MINDERICO
Sinopse
MINDERICO por ZULMIRA BENTO
Minderico é a variante linguística dos habitantes de Minde, cujo uso remonta a finais do séc. XVII ou princípios do séc. XVIII.
A vila de Minde dista quinze km de Fátima e integra o concelho de Alcanena, distrito de Santarém.
Na sua origem, o Minderico revestia a forma de socioleto usado apenas pelo grupo ligado ao fabrico e comercialização das mantas de Minde. Astuto, o comerciante terá ponderado as vantagens que um código secreto de linguagem traria aos seus negócios. Estes vendedores apresentavam-se em pequenos grupos nas feiras de Norte a Sul do país. No decorrer da transacção, travavam entre si um diálogo que ninguém mais entendia, sempre na mira de lucro folgado.
O carácter secreto representava a chave do sucesso.
Todavia, a partir de certa altura, quebraram-se as fronteiras do secretismo e este tipo de linguagem espraiou-se por todos os estratos sociais de Minde.

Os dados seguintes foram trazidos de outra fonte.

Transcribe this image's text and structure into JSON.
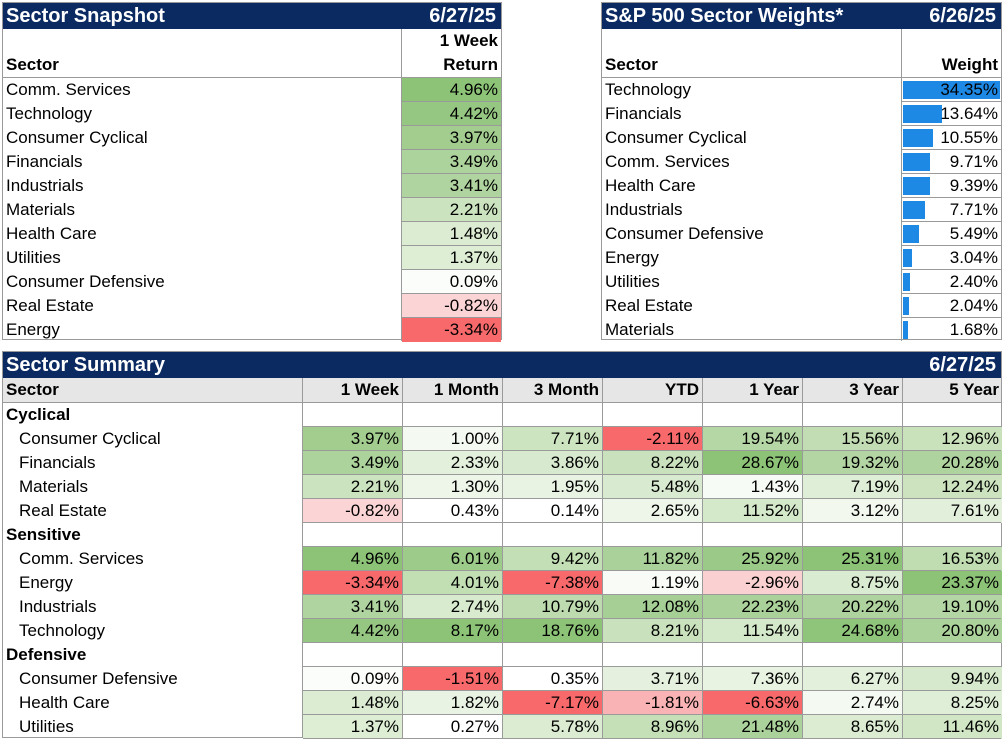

Assim sendo, tornou-se necessário apetrechar o código inicial com novo vocabulário, de modo a contemplar todas as situações do dia a dia.
Foram vários os processos usados no alargamento lexical do Minderico, designadamente figuras de estilo, algumas das quais passo a referir.
Antroponímia: O nome da primeira pessoa a desempenhar um cargo ou profissão passava a designar a própria função.
Calado – farmacêutico
Engrácia – prostituta
Totta – médico.
Toponímia: O nome de determinada localidade passa a sinónimo do que lá se produz ou lá acontece.
Nazaré – banho
São João da Madeira – chapéu
Coimbra – vinte e três.
Metáfora: Faz-se a transposição do sentido de uma palavra para outra por semelhança, daí resultando acentuada expressividade.
Cinco pontas – lenço de assoar
Rodapé – bigode
Treme-terras – Deus.
Metonímia: Substituição de um termo por outro com o qual está em íntima relação.
Arraiolos, a de – lã
Celeireira – formiga
Sainona – homem amaricado
Ziguezague – cobra
Perífrase: Dizer em mais palavras o que pode ser dito em menos.
Jagodes com carutos – camelo (burro com bossas)
Soletra da doutrina – catecismo
Gradação: Disposição de palavras por ordem crescente ou decrescente.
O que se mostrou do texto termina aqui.